Our stack runs almost exclusively on Google Cloud Platform. You will work in an environment made up of Data Lakes (BigQuery, etc.), orchestration and scheduling platforms (Airflow), container-oriented deployment, and management platforms (Docker, K8S, JenkinsX), SQL, Data Quality Tools (DBT, Sifflet). You will also participate in data modeling activities and design of data flows until their implementation and support in production.
- Expose the data through various means such as datamarts, and flat files for both internal and external users.
- Build complex and efficient SQL queries to transform data within our data lake into reliable business entities and reporting aggregates. Identify and manage dependencies for these transformations, scheduling them using tools like Airflow.
- Investigate discrepancies and quality issues in the data, as well as addressing performance issues.

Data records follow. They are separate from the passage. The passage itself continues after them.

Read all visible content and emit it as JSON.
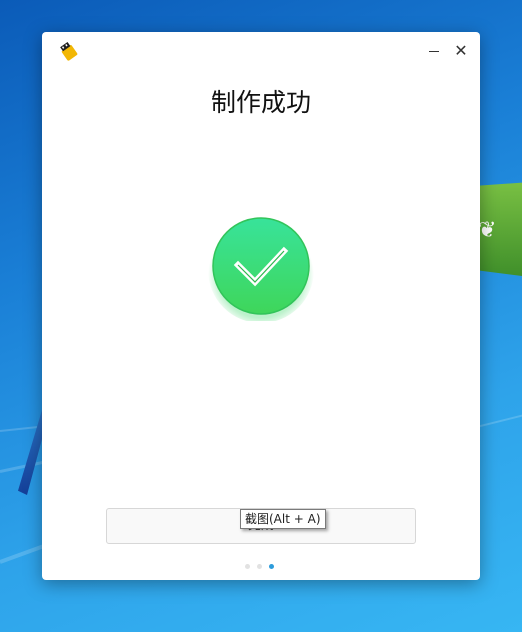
{
  "window": {
    "title": "制作成功",
    "app_icon": "usb-drive-icon",
    "minimize_icon": "minimize-icon",
    "close_icon": "close-icon",
    "close_glyph": "✕"
  },
  "status": {
    "icon": "check-circle-icon",
    "color": "#3fd86c"
  },
  "actions": {
    "complete_label": "完成"
  },
  "tooltip": {
    "text": "截图(Alt + A)"
  },
  "pagination": {
    "total": 3,
    "active_index": 2,
    "active_color": "#2d9cdb",
    "inactive_color": "#e2e2e2"
  },
  "desktop": {
    "decorations": [
      "green-flag",
      "butterfly-icon",
      "blue-shard"
    ]
  }
}
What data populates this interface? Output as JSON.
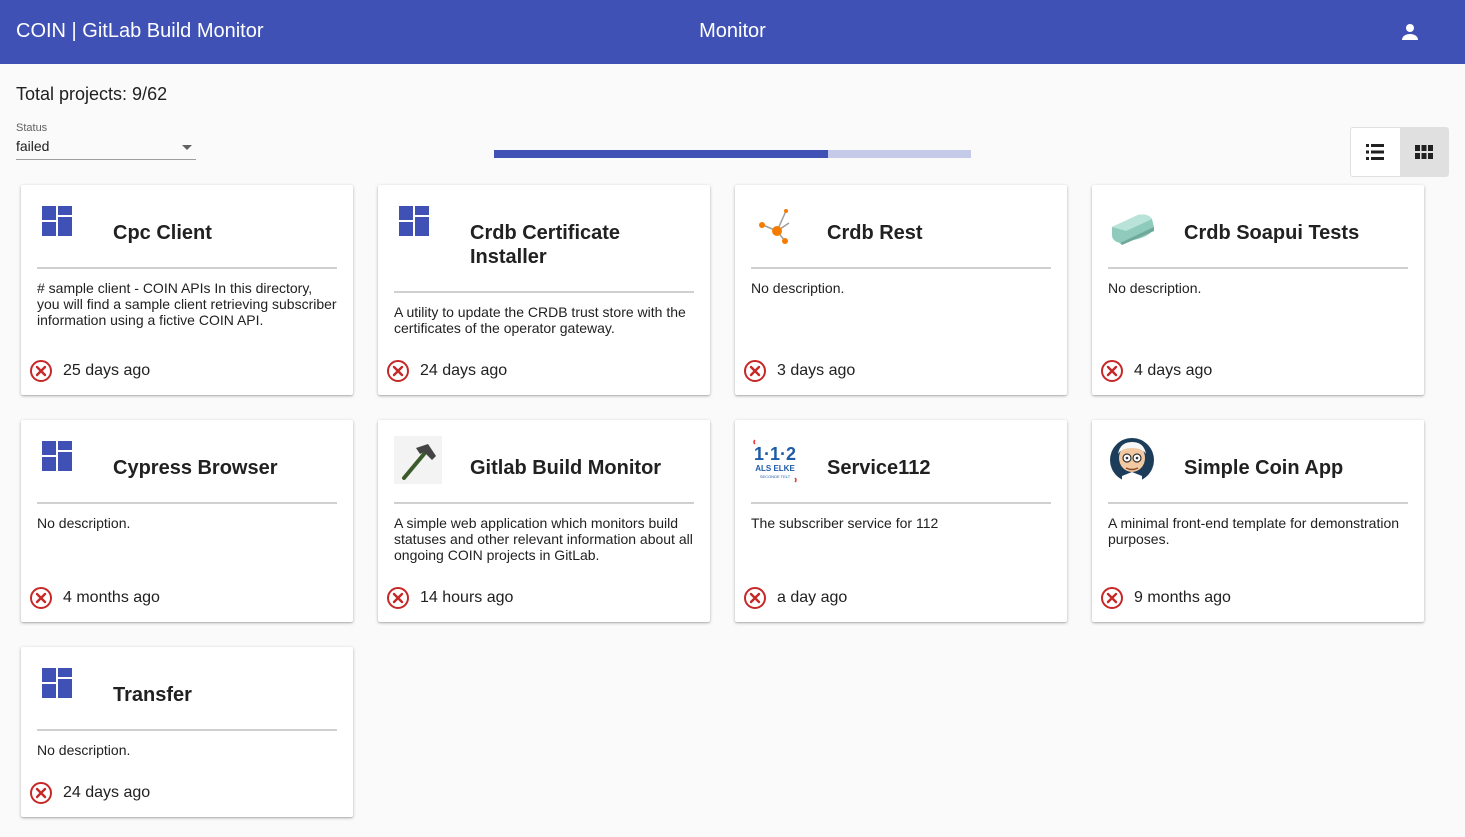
{
  "header": {
    "app_title": "COIN | GitLab Build Monitor",
    "center_title": "Monitor",
    "account_icon": "account-icon"
  },
  "summary": {
    "total_label": "Total projects: 9/62"
  },
  "filter": {
    "label": "Status",
    "value": "failed"
  },
  "progress": {
    "value_percent": 70
  },
  "view_toggle": {
    "list_icon": "list-view-icon",
    "grid_icon": "grid-view-icon",
    "active": "grid"
  },
  "colors": {
    "primary": "#3f51b5",
    "failed": "#c62828"
  },
  "projects": [
    {
      "name": "Cpc Client",
      "description": "# sample client - COIN APIs  In this directory, you will find a sample client retrieving subscriber information using a fictive COIN API.",
      "time": "25 days ago",
      "icon": "default-project-icon"
    },
    {
      "name": "Crdb Certificate Installer",
      "description": "A utility to update the CRDB trust store with the certificates of the operator gateway.",
      "time": "24 days ago",
      "icon": "default-project-icon"
    },
    {
      "name": "Crdb Rest",
      "description": "No description.",
      "time": "3 days ago",
      "icon": "network-nodes-icon"
    },
    {
      "name": "Crdb Soapui Tests",
      "description": "No description.",
      "time": "4 days ago",
      "icon": "soap-bar-icon"
    },
    {
      "name": "Cypress Browser",
      "description": "No description.",
      "time": "4 months ago",
      "icon": "default-project-icon"
    },
    {
      "name": "Gitlab Build Monitor",
      "description": "A simple web application which monitors build statuses and other relevant information about all ongoing COIN projects in GitLab.",
      "time": "14 hours ago",
      "icon": "hammer-icon"
    },
    {
      "name": "Service112",
      "description": "The subscriber service for 112",
      "time": "a day ago",
      "icon": "service112-logo-icon",
      "logo_text": "1·1·2",
      "logo_subtext": "ALS ELKE",
      "logo_subtext2": "SECONDE TELT"
    },
    {
      "name": "Simple Coin App",
      "description": "A minimal front-end template for demonstration purposes.",
      "time": "9 months ago",
      "icon": "professor-avatar-icon"
    },
    {
      "name": "Transfer",
      "description": "No description.",
      "time": "24 days ago",
      "icon": "default-project-icon"
    }
  ]
}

- Design optimized and cost-efficient data models in BQ while addressing business use cases.
- Ensure data cleanliness, consistency, and availability by performing data quality checks and implementing monitoring.
- Catalog and document various aspects of the data, including business entities, datamarts, dimensions, metrics, and business rules.
- Serve as a subject matter expert on business entities and datamarts, providing training to users on SQL and analytics best practices (collaboration with Business Insight).
- Innovate by proposing new tools, processes, documentation, and exploring emerging technologies during designated cool-down periods.